Les équipes d’urgentistes des villes organisatrices de l’Euro 2016 de football ont été formées par des médecins militaires.(…)
«Il faut bien comprendre que nous n’avons pas attendu la remise du rapport pour réagir, explique Pierre Carli, médecin-chef du Samu de Paris. Dès le début de l’année, nous avons pu discuter avec les membres de la commission pour avoir les grandes lignes et travailler dans ce sens. Il fallait être prêt pour l’Euro. Le rapport, maintenant disponible, nous conforte dans notre vision des choses et il a un poids non négligeable quand nous demandons des financements.»(…)Les équipes du Samu sont ainsi régulièrement invitées à travailler les différents gestes grâce à des exercices, encadrés par des médecins militaires. «Ils nous expliquent la pose d’un garrot tourniquet militaire, la stabilisation d’une hémorragie externe ou encore les techniques de coniotomie (permettant de libérer rapidement les voies aériennes, NDLR)», raconte Jean-Pierre Orsini. Ces nouveaux garrots sont plus stables et serrent davantage que ceux habituellement utilisés pour les civils. Les entraînements sont ensuite pérennisés avec des «stress tests» chronométrés où chaque procédure est abordée spécifiquement. Le tout sous l’œil d’une caméra permettant à chacun d’analyser sa propre performance.
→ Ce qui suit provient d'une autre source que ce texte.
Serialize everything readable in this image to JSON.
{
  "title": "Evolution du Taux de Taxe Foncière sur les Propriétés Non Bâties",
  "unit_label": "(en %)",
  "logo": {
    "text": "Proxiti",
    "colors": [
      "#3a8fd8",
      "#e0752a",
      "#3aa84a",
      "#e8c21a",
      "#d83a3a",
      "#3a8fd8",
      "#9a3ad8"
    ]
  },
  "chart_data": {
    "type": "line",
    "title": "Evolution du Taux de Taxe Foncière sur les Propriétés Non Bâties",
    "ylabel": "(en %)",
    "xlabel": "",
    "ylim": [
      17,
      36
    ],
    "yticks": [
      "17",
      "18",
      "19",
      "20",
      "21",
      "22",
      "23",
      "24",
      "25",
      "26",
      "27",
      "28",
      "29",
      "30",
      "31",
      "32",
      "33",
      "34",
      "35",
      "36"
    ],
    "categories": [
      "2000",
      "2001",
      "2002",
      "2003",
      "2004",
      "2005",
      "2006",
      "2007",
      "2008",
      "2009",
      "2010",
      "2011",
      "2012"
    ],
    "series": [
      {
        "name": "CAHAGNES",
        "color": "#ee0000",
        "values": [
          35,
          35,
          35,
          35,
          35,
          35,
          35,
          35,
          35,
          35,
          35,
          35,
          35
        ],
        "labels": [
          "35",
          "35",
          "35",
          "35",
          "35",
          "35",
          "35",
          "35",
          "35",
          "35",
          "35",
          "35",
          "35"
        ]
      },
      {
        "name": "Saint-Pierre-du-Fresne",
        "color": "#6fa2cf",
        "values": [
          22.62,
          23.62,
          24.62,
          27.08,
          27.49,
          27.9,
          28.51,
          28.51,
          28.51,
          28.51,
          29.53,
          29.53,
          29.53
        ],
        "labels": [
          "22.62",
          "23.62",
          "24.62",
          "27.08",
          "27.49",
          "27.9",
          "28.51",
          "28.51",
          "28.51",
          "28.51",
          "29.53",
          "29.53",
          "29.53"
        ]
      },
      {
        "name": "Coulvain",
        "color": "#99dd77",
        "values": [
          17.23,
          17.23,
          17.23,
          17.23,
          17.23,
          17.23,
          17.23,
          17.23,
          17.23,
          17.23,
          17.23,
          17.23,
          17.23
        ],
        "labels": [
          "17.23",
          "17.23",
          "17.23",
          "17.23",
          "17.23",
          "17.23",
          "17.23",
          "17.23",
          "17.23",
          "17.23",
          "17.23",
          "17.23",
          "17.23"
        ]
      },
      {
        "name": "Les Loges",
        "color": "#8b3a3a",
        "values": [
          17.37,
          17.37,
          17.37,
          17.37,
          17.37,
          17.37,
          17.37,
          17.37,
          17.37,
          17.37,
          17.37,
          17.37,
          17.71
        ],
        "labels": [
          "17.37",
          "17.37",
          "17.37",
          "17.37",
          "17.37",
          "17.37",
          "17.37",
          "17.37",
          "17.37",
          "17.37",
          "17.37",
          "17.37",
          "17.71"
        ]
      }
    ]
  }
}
Ces entraînements, d’abord cantonnés à la région parisienne, ont été étendus en février aux huit villes accueillant le championnat d’Europe de football. Mais ce n’est qu’un objectif intermédiaire: «À terme, nous voulons que toutes les équipes du Samu en France soient capables de faire de la médecine de guerre», explique Pierre Carli.(…)Suite à ce constat, les entraînements interservices se multiplient. «Nos secouristes doivent être capables de stabiliser et d’extraire efficacement les victimes sous la protection des policiers ou militaires. Car ça ne suffit pas de porter un casque en Kevlar et un gilet pare-balles, il faut connaître des procédures très précises pour minimiser les risques», estime le médecin-chef du Samu.(…)
Dès leur arrivée sur un site d’un attentat avec un grand nombre de blessés, les équipes du Samu doivent réaliser une tâche aussi complexe qu’indispensable: le tri des victimes. Il est possible grâce à la présence de médecins sur le terrain, capables de décider au cas par casqui sont les personnes dont le pronostic vital n’est pas mis en jeu, les urgences relatives, et celles devant intégrer un hôpital le plus rapidement possible. Les actes médicaux de «damage control», appris lors des entraînements, se concentrent alors sur la deuxième catégorie, celle nécessitant un acte médico-chirurgical immédiat sous peine de mourir.
«Régulièrement,des simulations de tris sont effectuées, la rapidité d’action est primordiale», explique Jean-Pierre Orsini,médecin-urgentiste à Paris. Cette approche par le tri balaye d’un revers de main l’opposition souvent évoquée entre la philosophie des secours française du «stay and play» (littéralement rester et jouer) et celle américaine du «scoop and run» (charger et courir). La première prévoit de stabiliser le blessé sur place tandis que la seconde propose d’emmener la personne le plus vite possible à l’hôpital et la stabiliser là-bas. «Cette vision des choses est complètement dépassée depuis longtemps, estime Pierre Carli, médecin chef du Samu de Paris. Aujourd’hui, tout le monde sait qu’il faut un mélange des deux approches pour être efficace.»